Following a highly successful launch party, Apex Airways announces that it has run out of gas.
“It was a difficult decision, but after being driven out of our Minot hub, we realized we needed to find strategic partners to keep Apex Airways viable,” commented David Alter, Apex’s Chief Operations Officer. “We looked high and wide for another carrier that shared our same level of commitment to customers. At the end of the selection process, the choice was clear: United Airlines is that carrier.”
Apex and United have long shared similar views. For example, Apex announced its new no-aisle seating configuration; United recently began exploring the viability of stacking them in like cordwood. Apex offers a no-guarantees, “get you there if we can make it” travel policy; United’s reliability matches ours at the bottom of the pile. Apex’s fleet is a rattletrap medley of historical craft; United once flew a plane full of garbage.
“We’re looking forward to the financial stability provided by a profitable carrier like United. Then again, anybody who can’t make a profit with oil at twenty-seven bucks a barrel would have to be seriously idiotic,” commented Apex’s Chief Legal Officer Bill Cash. “Like us.”
The best of both worlds
United, which has a perfect track record in executing on airline mergers, will take the lead on integration issues. The airlines have already identified some best practices from each carrier.
- The flexible PexPoints program will be the surviving mileage currency.
- All Apex Cloud Clubs will convert to United Clubs.
- The Chase United MileagePlus Explorer Card will be phased out. The new United PexPoints Rewards Explorer Ulticard by VISA will be issued to holders of both airlines’ cards.
- The Apex mobile app will be discontinued and redirected to www.southwest.com.
- The Apex Ambassadors Club, open only to New Jersey governors and mayors, will be merged into United’s existing Jersey graft program.
- The combined carrier will accept reservations, print tickets, and use the United States dollar.
- United will continue to use the 844-400-APEX number as its main customer service line.
- Reflecting the now-complete merger with CO, the new company will be called United Continental Apex Holdings, Inc.
Cash also commented on labor relations—a big part of running a successful airline anywhere. “We’ve seen what works and what a disaster it can be, as in the case of American/US Airways, when you have two labor groups at war with each other. So we’re going to one-up AA and have three labor groups.” Pilots, FAs, dispatchers, and crisis management personnel will retain their membership in various unions assigned to United, Continental, and Apex. This industry-breaking tripartite labor structure should best the carrier for generations to come.
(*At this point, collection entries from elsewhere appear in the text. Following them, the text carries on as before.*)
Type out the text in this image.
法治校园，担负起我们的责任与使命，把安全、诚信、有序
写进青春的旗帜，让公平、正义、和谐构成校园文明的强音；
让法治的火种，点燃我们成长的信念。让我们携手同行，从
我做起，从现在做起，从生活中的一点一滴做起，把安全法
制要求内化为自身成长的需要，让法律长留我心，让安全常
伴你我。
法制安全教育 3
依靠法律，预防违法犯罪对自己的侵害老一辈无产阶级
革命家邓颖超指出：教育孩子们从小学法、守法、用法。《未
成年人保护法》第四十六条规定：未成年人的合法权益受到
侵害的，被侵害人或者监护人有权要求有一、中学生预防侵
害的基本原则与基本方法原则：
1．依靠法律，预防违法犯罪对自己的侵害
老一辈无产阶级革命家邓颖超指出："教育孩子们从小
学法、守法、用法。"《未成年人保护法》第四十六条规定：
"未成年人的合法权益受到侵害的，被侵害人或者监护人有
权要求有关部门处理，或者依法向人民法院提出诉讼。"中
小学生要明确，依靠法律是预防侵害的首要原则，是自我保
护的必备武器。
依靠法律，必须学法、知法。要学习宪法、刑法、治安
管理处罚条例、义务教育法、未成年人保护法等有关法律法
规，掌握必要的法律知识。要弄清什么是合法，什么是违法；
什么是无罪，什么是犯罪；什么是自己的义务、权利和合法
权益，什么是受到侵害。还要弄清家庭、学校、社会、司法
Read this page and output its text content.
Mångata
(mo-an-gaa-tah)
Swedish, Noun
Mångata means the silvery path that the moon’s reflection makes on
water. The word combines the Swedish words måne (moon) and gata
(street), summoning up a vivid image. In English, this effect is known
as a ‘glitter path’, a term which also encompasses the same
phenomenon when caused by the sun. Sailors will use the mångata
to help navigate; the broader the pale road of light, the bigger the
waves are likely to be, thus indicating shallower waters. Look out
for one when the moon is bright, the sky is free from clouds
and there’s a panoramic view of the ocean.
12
A better hub for the better
This merger offers something for everyone. United was particularly keen to get its hands on Apex’s Branson hub. With Chicago O’Hare at full capacity, CTA trains derailing up the escalators, and—worst of all—the automated toilet seat covers constantly breaking down, United wanted to get away from ORD. Branson’s 7,000-feet Runway 14/32 should be sufficient to handle all the flights the combined airline will ever fly after adopting the best parts of both airlines.
United also agreed to maintain the surviving Apex milk run: a triangular route between the Wisconsin Dells, Pigeon Forge/Dollywood Int’l, and Branson. “Low-rent passengers from all these here parts can still stay close to their kin, thanks to the new United Continental Apex Holdings, Inc.,” beamed an easily-entertained and faintly tipsy David Alter.
This is expected to be the last official Apex Airways press release. The good and bad people of Apex Airways thank you for your business over the years.
United Continental Apex Holdings, Inc. plans to welcome Apex into the family with the traditional exchanging of airline vows at 35,000 feet just as soon as its current CEO can be identified.